Participando no programa “Tardes da Kianda”, da Rádio Correio da Kianda, dedicado ao tema “A colonização do pensamento e a falta de identidade do povo angolano”, o historiador e docente universitário Henriques Nkawu Pedro manifestou a sua insatisfação com a manutenção de determinados topónimos de ruas, edifícios e cidades. Na ocasião, sublinhou que o nome atribuído à capital da província do Namibe foi uma homenagem a um governante português conhecido pelas suas acções em prol do tráfico de escravos angolanos. Confirma-se?
DR

“Nós temos mulheres, na história angolana, que, em momentos difíceis, marcaram as nossas sociedades. Refiro-me a Lweji A’Nkonde; Ñsîmba Vita, que, para muitos, é Kimpa Vita; e à Rainha Nzinga Mbande, que fizeram tanto, mas que, infelizmente, se olharmos para os nomes das províncias, das cidades ou dos edifícios (…), olhamos para o Tribunal Dona Ana Joaquina [que é uma homenagem a uma senhora que] foi praticamente uma prostituta e, por sinal, facilitadora e vendedora de escravos, mas decidimos fazer-lhe uma homenagem. Olhamos para a cidade de São Paulo [em Luanda], que é também uma homenagem a um assassino, que matou tantos dos nossos compatriotas; olhamos para a cidade de Moçâmedes, e é muito ofensivo atribuirmos o nome de uma cidade como Moçâmedes a uma pessoa que nem sequer pisou o território da província do Namibe, não conheceu o Namibe e, para além disso, também foi traficante. Mas estamos a dar o nome de uma cidade a alguém que fez tanto mal aos nossos antepassados”, referiu, manifestando a sua insatisfação, o historiador Henriques Nkawu Pedro.

O docente universitário, que aproveitou a oportunidade para apelar à criação de um plano curricular que introduza referências angolanas, lamentou o facto de os estudantes da 7.ª classe continuarem a aprender, quase exclusivamente, sobre as civilizações antigas, como a Grécia e a Fenícia; na 8.ª classe, sobre as expedições navais; e, na 9.ª classe, sobre a Primeira e a Segunda Guerras Mundiais.

Mas será verdade que o nome atribuído à capital da província do Namibe constitui uma homenagem a um dos maiores promotores do tráfico de escravos?

Os dados históricos indicam que sim.
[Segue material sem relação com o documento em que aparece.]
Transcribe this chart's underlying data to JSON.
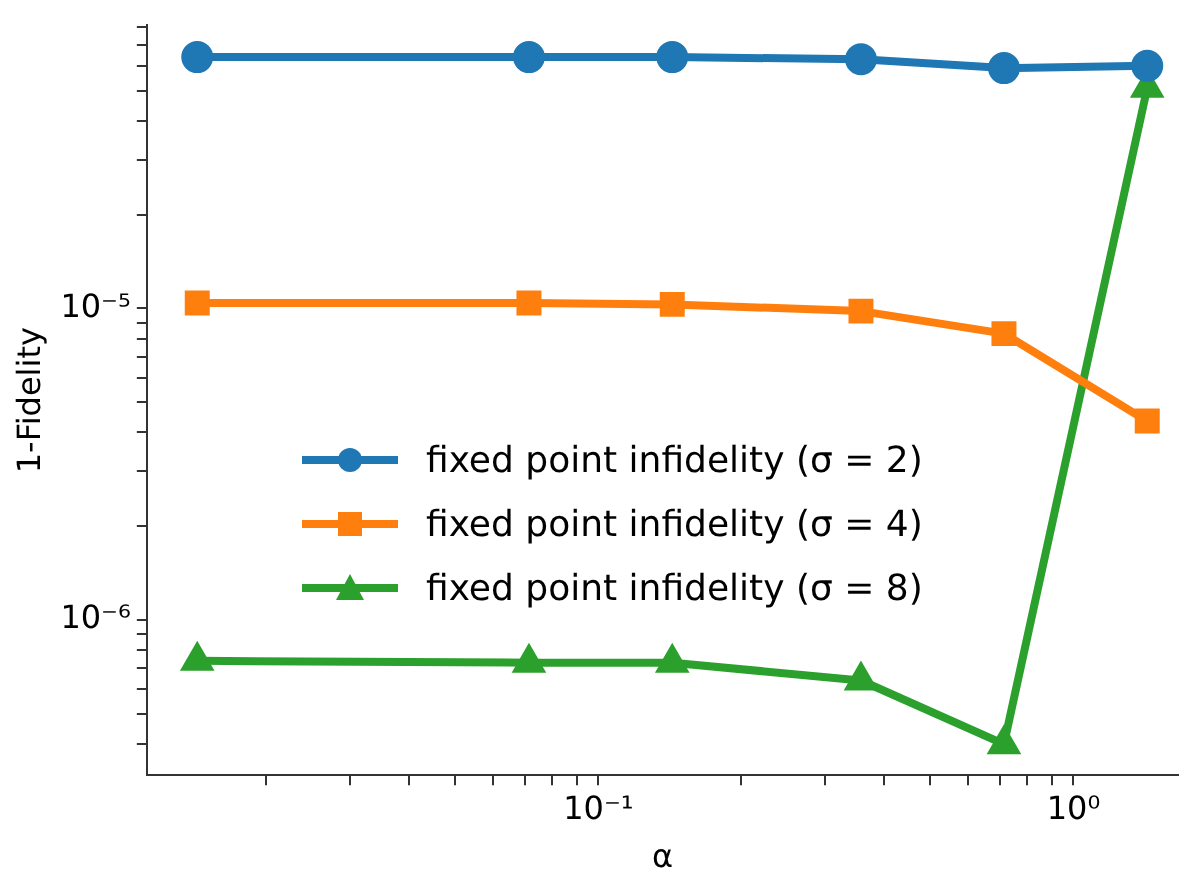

A localidade, inicialmente uma aldeia de pescadores, pastores e caçadores, chamou-se, em tempos, Chitoto Chobatua, tendo a sua toponímia sido alterada para Mossungo-Bitoto, em 1485. Posteriormente, em 1645, o nome voltou a ser alterado para Angra dos Negros.

Foi apenas em 1785, durante uma expedição liderada por José de Almeida Vasconcelos de Soveral e Carvalho, então administrador colonial português, que exerceu os cargos de governador e capitão-general da Capitania-Geral do Reino de Angola entre 1784 e 1790, que a localidade passou a designar-se Mossâmedes.
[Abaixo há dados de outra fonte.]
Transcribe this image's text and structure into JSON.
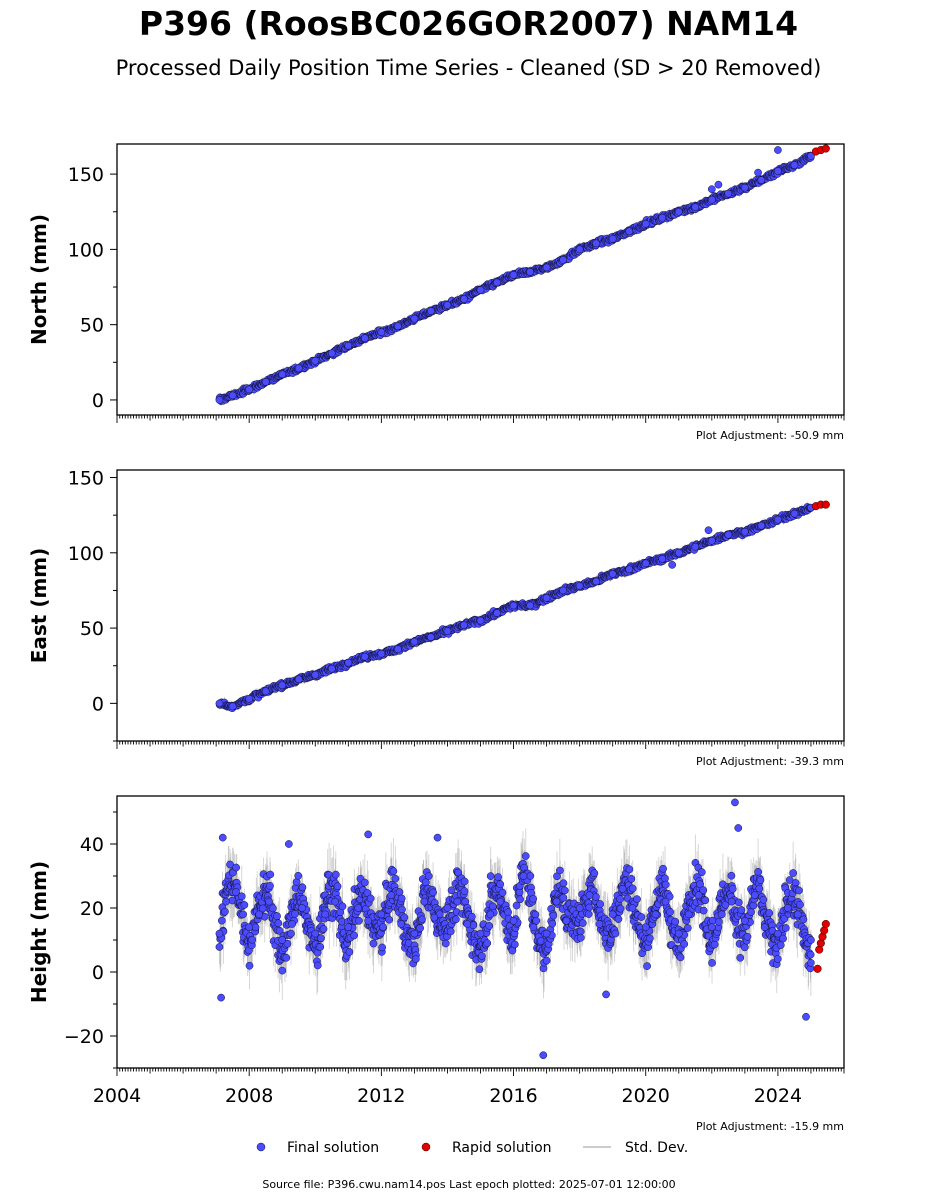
{
  "chart_data": {
    "type": "scatter",
    "title": "P396 (RoosBC026GOR2007) NAM14",
    "subtitle": "Processed Daily Position Time Series - Cleaned (SD > 20 Removed)",
    "source_note": "Source file: P396.cwu.nam14.pos  Last epoch plotted: 2025-07-01 12:00:00",
    "xlim": [
      2004.0,
      2026.0
    ],
    "x_ticks": [
      2004,
      2008,
      2012,
      2016,
      2020,
      2024
    ],
    "legend": {
      "placement": "bottom",
      "items": [
        {
          "label": "Final solution",
          "color": "#4b4bff"
        },
        {
          "label": "Rapid solution",
          "color": "#e00000"
        },
        {
          "label": "Std. Dev.",
          "color": "#bbbbbb"
        }
      ]
    },
    "panels": [
      {
        "ylabel": "North (mm)",
        "ylim": [
          -10,
          170
        ],
        "y_ticks": [
          0,
          50,
          100,
          150
        ],
        "adjustment": "Plot Adjustment: -50.9 mm",
        "series": [
          {
            "name": "Final solution",
            "x": [
              2007.1,
              2007.5,
              2008.0,
              2008.5,
              2009.0,
              2009.5,
              2010.0,
              2010.5,
              2011.0,
              2011.5,
              2012.0,
              2012.5,
              2013.0,
              2013.5,
              2014.0,
              2014.5,
              2015.0,
              2015.5,
              2016.0,
              2016.5,
              2017.0,
              2017.5,
              2018.0,
              2018.5,
              2019.0,
              2019.5,
              2020.0,
              2020.5,
              2021.0,
              2021.5,
              2022.0,
              2022.5,
              2023.0,
              2023.5,
              2024.0,
              2024.5,
              2025.0
            ],
            "y": [
              0,
              3,
              7,
              12,
              17,
              21,
              26,
              31,
              36,
              41,
              45,
              49,
              54,
              59,
              63,
              67,
              73,
              78,
              83,
              85,
              88,
              93,
              100,
              104,
              107,
              112,
              117,
              121,
              125,
              128,
              133,
              137,
              141,
              146,
              152,
              156,
              162
            ]
          },
          {
            "name": "Rapid solution",
            "x": [
              2025.15,
              2025.3,
              2025.45
            ],
            "y": [
              165,
              166,
              167
            ]
          }
        ],
        "outliers": {
          "x": [
            2022.0,
            2022.2,
            2023.4,
            2024.0
          ],
          "y": [
            140,
            143,
            151,
            166
          ]
        }
      },
      {
        "ylabel": "East (mm)",
        "ylim": [
          -25,
          155
        ],
        "y_ticks": [
          0,
          50,
          100,
          150
        ],
        "adjustment": "Plot Adjustment: -39.3 mm",
        "series": [
          {
            "name": "Final solution",
            "x": [
              2007.1,
              2007.5,
              2008.0,
              2008.5,
              2009.0,
              2009.5,
              2010.0,
              2010.5,
              2011.0,
              2011.5,
              2012.0,
              2012.5,
              2013.0,
              2013.5,
              2014.0,
              2014.5,
              2015.0,
              2015.5,
              2016.0,
              2016.5,
              2017.0,
              2017.5,
              2018.0,
              2018.5,
              2019.0,
              2019.5,
              2020.0,
              2020.5,
              2021.0,
              2021.5,
              2022.0,
              2022.5,
              2023.0,
              2023.5,
              2024.0,
              2024.5,
              2025.0
            ],
            "y": [
              0,
              -2,
              3,
              8,
              12,
              16,
              19,
              23,
              27,
              31,
              33,
              36,
              41,
              44,
              48,
              52,
              55,
              60,
              65,
              65,
              70,
              75,
              78,
              81,
              86,
              89,
              93,
              96,
              100,
              104,
              108,
              112,
              114,
              118,
              122,
              126,
              130
            ]
          },
          {
            "name": "Rapid solution",
            "x": [
              2025.15,
              2025.3,
              2025.45
            ],
            "y": [
              131,
              132,
              132
            ]
          }
        ],
        "outliers": {
          "x": [
            2021.9,
            2020.8
          ],
          "y": [
            115,
            92
          ]
        }
      },
      {
        "ylabel": "Height (mm)",
        "ylim": [
          -30,
          55
        ],
        "y_ticks": [
          -20,
          0,
          20,
          40
        ],
        "adjustment": "Plot Adjustment: -15.9 mm",
        "series": [
          {
            "name": "Final solution",
            "x": [
              2007.1,
              2007.3,
              2007.6,
              2008.0,
              2008.3,
              2008.6,
              2009.0,
              2009.3,
              2009.6,
              2010.0,
              2010.3,
              2010.6,
              2011.0,
              2011.3,
              2011.6,
              2012.0,
              2012.3,
              2012.6,
              2013.0,
              2013.3,
              2013.6,
              2014.0,
              2014.3,
              2014.6,
              2015.0,
              2015.3,
              2015.6,
              2016.0,
              2016.3,
              2016.6,
              2017.0,
              2017.3,
              2017.6,
              2018.0,
              2018.3,
              2018.6,
              2019.0,
              2019.3,
              2019.6,
              2020.0,
              2020.3,
              2020.6,
              2021.0,
              2021.3,
              2021.6,
              2022.0,
              2022.3,
              2022.6,
              2023.0,
              2023.3,
              2023.6,
              2024.0,
              2024.3,
              2024.6,
              2025.0
            ],
            "y": [
              12,
              22,
              25,
              14,
              18,
              22,
              10,
              15,
              20,
              12,
              18,
              22,
              14,
              20,
              16,
              18,
              24,
              15,
              12,
              22,
              17,
              20,
              22,
              15,
              12,
              18,
              22,
              16,
              30,
              14,
              12,
              22,
              16,
              20,
              24,
              15,
              18,
              26,
              20,
              14,
              18,
              22,
              12,
              18,
              24,
              14,
              18,
              22,
              16,
              24,
              14,
              12,
              20,
              18,
              10
            ]
          },
          {
            "name": "Rapid solution",
            "x": [
              2025.2,
              2025.25,
              2025.3,
              2025.35,
              2025.4,
              2025.45
            ],
            "y": [
              1,
              7,
              9,
              11,
              13,
              15
            ]
          }
        ],
        "outliers": {
          "x": [
            2007.15,
            2007.2,
            2011.6,
            2013.7,
            2016.9,
            2022.7,
            2022.8,
            2024.85,
            2009.2,
            2018.8
          ],
          "y": [
            -8,
            42,
            43,
            42,
            -26,
            53,
            45,
            -14,
            40,
            -7
          ]
        }
      }
    ]
  }
}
Os registos históricos indicam que a decisão da nova toponímia partiu do então tenente-coronel Eusébio Pinheiro Furtado, em homenagem ao responsável pela expedição, José de Almeida Vasconcelos, que viria a receber o título de Barão de Mossâmedes.

De acordo com vários escritos, entre os quais os do jornalista e professor Ismael Mateus (já falecido), José de Almeida Vasconcelos chegou a Angola em 1784 e tinha entre as suas prioridades restabelecer o controlo metropolitano sobre o comércio de escravos e as receitas aduaneiras daí resultantes, actividade que estava então a ser dominada por comerciantes estabelecidos no Brasil.

Durante o período da sua governação, escreveu o antigo membro do Conselho da República, Ismael Mateus, “o tráfico de escravos atingiu níveis recorde na colónia”, tendo sido também sob o seu comando que “foram organizadas grandes feiras no interior de Angola para o comércio de bens e pessoas”.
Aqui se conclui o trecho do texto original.